Saturday, 16 December 2006

unfortunate jobs

Yesterday, the rain unrelentlessly pummelled the earth and winds were said to be worse than a typhoon that swept through in 1962. I watched people brace themselves before submitting their bodies to the mercy of the heavens. They ducked for cover, and raced haphazardly toward the nearest dry safe haven, as if they were under attack by enemy fire; an experience that was destined to leave them wind beaten, drenched and shivering.

While I fiddled with the car thermostat, in an effort to dry my own clothes and warm my body enough so as not to chip the remaining enamel off my violently chattering teeth, I noticed one poor bugger who I have longed pitied - the sign shaker for Little Caesar's Pizza.

We had these poor unfortunate souls in Australia too, although they worked for a different pizza chain. The sign shaker job must be one of the most boring, unstimulating, torturous, demeaningly mind numbing jobs I can possibly think of.

Some hard-up for cash person is employed to stand for hours, unenthusiastically shaking a big red number 5 at passing traffic. The sign states that a pizza costs $5....I guess, I haven't really read it in detail.

As you might expect, the staff turnover for this God awful job appears to be high, but can you imagine what the poor bugger on shift today might have said or felt when he got up this morning and saw a howling gale outside and sheet rain teeming down so hard the drops appeared to bounce off the road like rubber balls. My guess is, "F@*# that!" and then suddenly felt a migraine coming on.

Regardless, someone was out there in those dreadful conditions, and my opinion of Little Caesars went down very swiftly (not that I had any real firm opinions of them in the first place mind you).

I just felt that it was inhumane and unnecessary to have an employee out in such conditions. Sure, it is a wage for whomever drew the short straw, and if someone was desperate enough to take the sign shaker job, I just hope they had a choice about being a walking advertisement in yesterday's horrendous and bone chilling conditions, and then I just hope they got a lot of extra it danger money or an employee-of-the-decade bonus .

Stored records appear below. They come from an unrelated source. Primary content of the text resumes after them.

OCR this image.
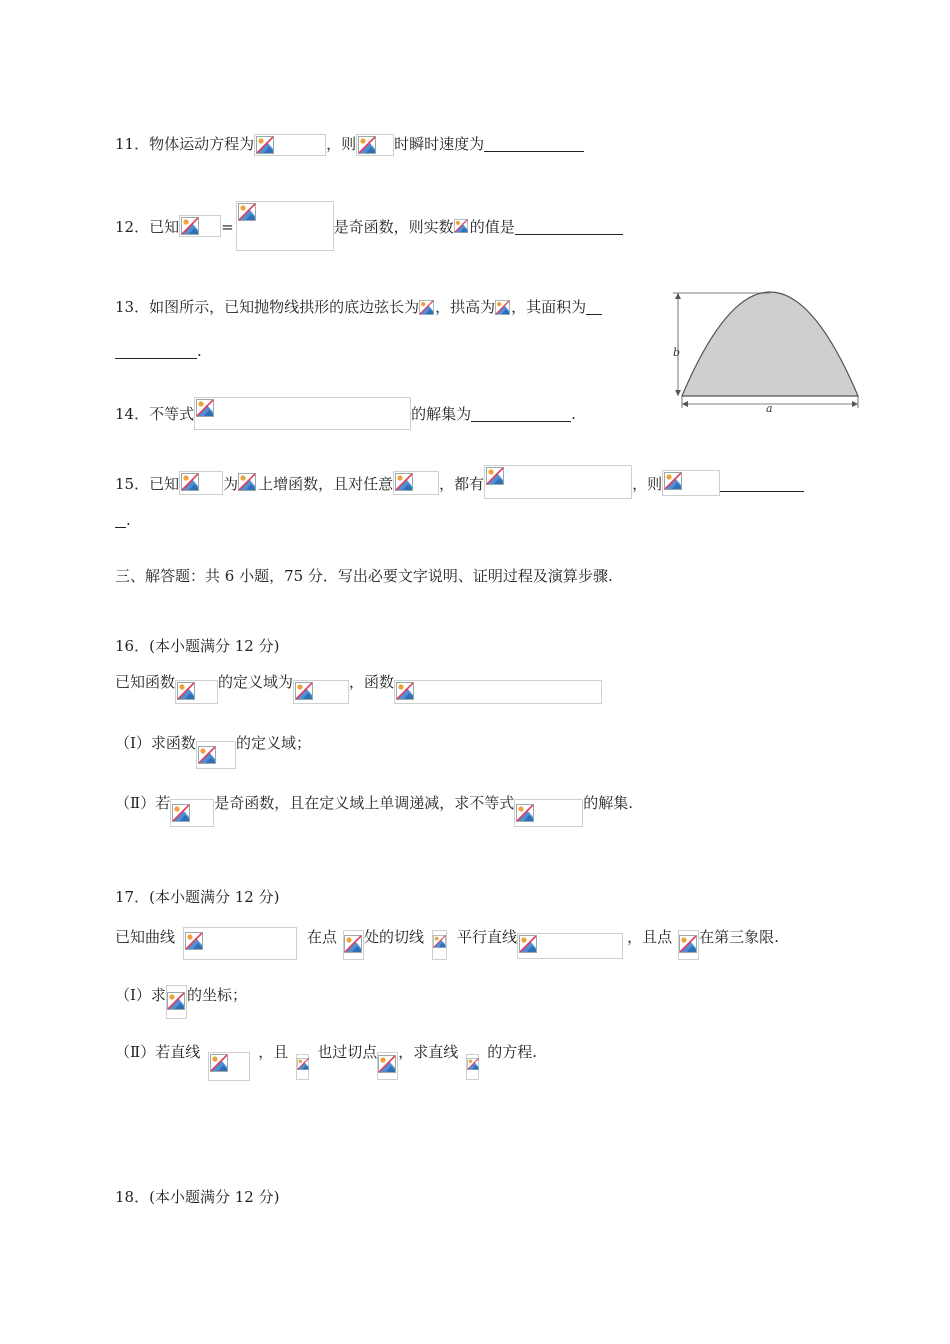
11．物体运动方程为	，则	时瞬时速度为
12．已知	=	是奇函数，则实数 的值是
13．如图所示，已知抛物线拱形的底边弦长为 ，拱高为 ，其面积为
.	b
a
14．不等式	的解集为	.
15．已知	为 上增函数，且对任意	，都有	，则
.
三、解答题：共 6 小题，75 分．写出必要文字说明、证明过程及演算步骤.
16．(本小题满分 12 分)
已知函数	的定义域为	，函数
（Ⅰ）求函数	的定义域；
（Ⅱ）若	是奇函数，且在定义域上单调递减，求不等式	的解集.
17．(本小题满分 12 分)
已知曲线	在点 处的切线 平行直线	，且点 在第三象限.
（Ⅰ）求 的坐标；
（Ⅱ）若直线	，且 也过切点 ，求直线 的方程.
18．(本小题满分 12 分)
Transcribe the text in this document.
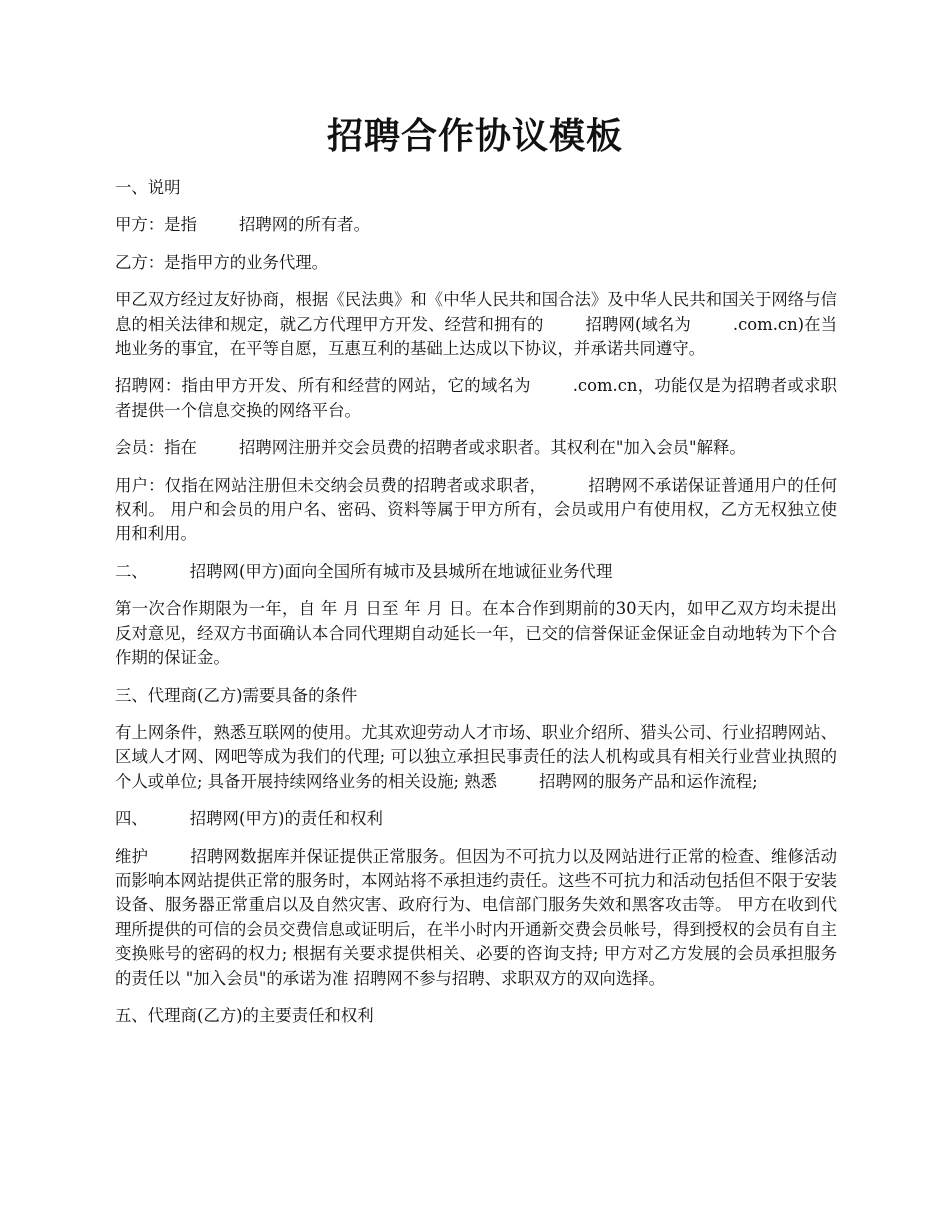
招聘合作协议模板

一、说明

甲方：是指	招聘网的所有者。

乙方：是指甲方的业务代理。

甲乙双方经过友好协商，根据《民法典》和《中华人民共和国合法》及中华人民共和国关于网络与信息的相关法律和规定，就乙方代理甲方开发、经营和拥有的	招聘网(域名为	.com.cn)在当地业务的事宜，在平等自愿，互惠互利的基础上达成以下协议，并承诺共同遵守。

招聘网：指由甲方开发、所有和经营的网站，它的域名为	.com.cn，功能仅是为招聘者或求职者提供一个信息交换的网络平台。

会员：指在	招聘网注册并交会员费的招聘者或求职者。其权利在"加入会员"解释。

用户：仅指在网站注册但未交纳会员费的招聘者或求职者，	招聘网不承诺保证普通用户的任何权利。 用户和会员的用户名、密码、资料等属于甲方所有，会员或用户有使用权，乙方无权独立使用和利用。

二、	招聘网(甲方)面向全国所有城市及县城所在地诚征业务代理

第一次合作期限为一年，自 年 月 日至 年 月 日。在本合作到期前的30天内，如甲乙双方均未提出反对意见，经双方书面确认本合同代理期自动延长一年，已交的信誉保证金保证金自动地转为下个合作期的保证金。

三、代理商(乙方)需要具备的条件

有上网条件，熟悉互联网的使用。尤其欢迎劳动人才市场、职业介绍所、猎头公司、行业招聘网站、区域人才网、网吧等成为我们的代理; 可以独立承担民事责任的法人机构或具有相关行业营业执照的个人或单位; 具备开展持续网络业务的相关设施; 熟悉	招聘网的服务产品和运作流程;

四、	招聘网(甲方)的责任和权利

维护	招聘网数据库并保证提供正常服务。但因为不可抗力以及网站进行正常的检查、维修活动而影响本网站提供正常的服务时，本网站将不承担违约责任。这些不可抗力和活动包括但不限于安装设备、服务器正常重启以及自然灾害、政府行为、电信部门服务失效和黑客攻击等。 甲方在收到代理所提供的可信的会员交费信息或证明后，在半小时内开通新交费会员帐号，得到授权的会员有自主变换账号的密码的权力; 根据有关要求提供相关、必要的咨询支持; 甲方对乙方发展的会员承担服务的责任以 "加入会员"的承诺为准 招聘网不参与招聘、求职双方的双向选择。

五、代理商(乙方)的主要责任和权利
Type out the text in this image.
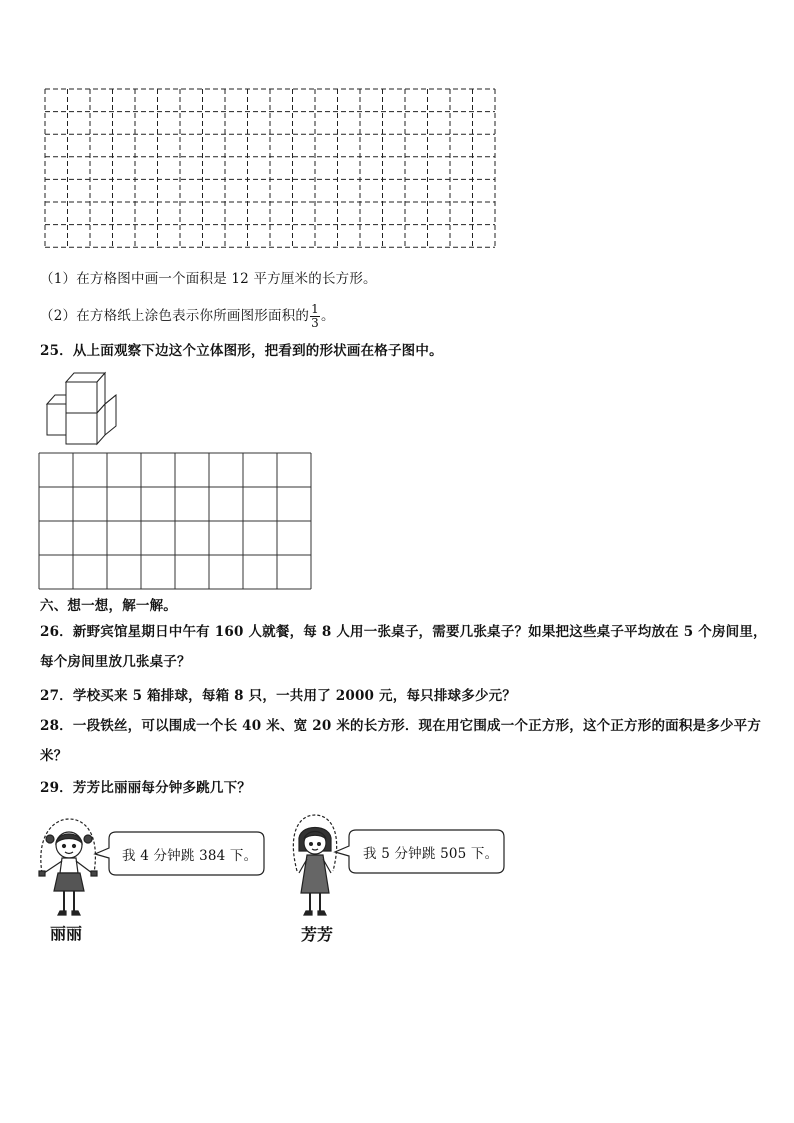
（1）在方格图中画一个面积是 12 平方厘米的长方形。
（2）在方格纸上涂色表示你所画图形面积的 $\frac{1}{3}$ 。
25．从上面观察下边这个立体图形，把看到的形状画在格子图中。
六、想一想，解一解。
26．新野宾馆星期日中午有 160 人就餐，每 8 人用一张桌子，需要几张桌子？如果把这些桌子平均放在 5 个房间里，
每个房间里放几张桌子？
27．学校买来 5 箱排球，每箱 8 只，一共用了 2000 元，每只排球多少元？
28．一段铁丝，可以围成一个长 40 米、宽 20 米的长方形．现在用它围成一个正方形，这个正方形的面积是多少平方
米？
29．芳芳比丽丽每分钟多跳几下？
丽丽
我 4 分钟跳 384 下。
芳芳
我 5 分钟跳 505 下。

But realistically, the establishment could have given that person something else to do - fold pizza boxes, cut up vegetables, roll dough, clean the oven, tidy the store, brainstorm some more dignified winter promotions and less humiliating advertising strategies...I don't know - do I have to think of everything?


Pendullum said...

It doessound like a truly awful job...

My dad as a kid,was a newspaper boy, and he proudly states that he delievered the newspapers during Hurricane Hazel. He was the only boy to complete his route in the storm
Finally, after years of hearing this story...

I stated
'Is it my fault you did not read the newspaper ahead of time? How many papers remained on the porch after they were delievered with the hurricane gusting through?'

The cheek of some kids!

strauss said...

Oh, your poor Dad, shot down in flames...I love it! Hee Hee.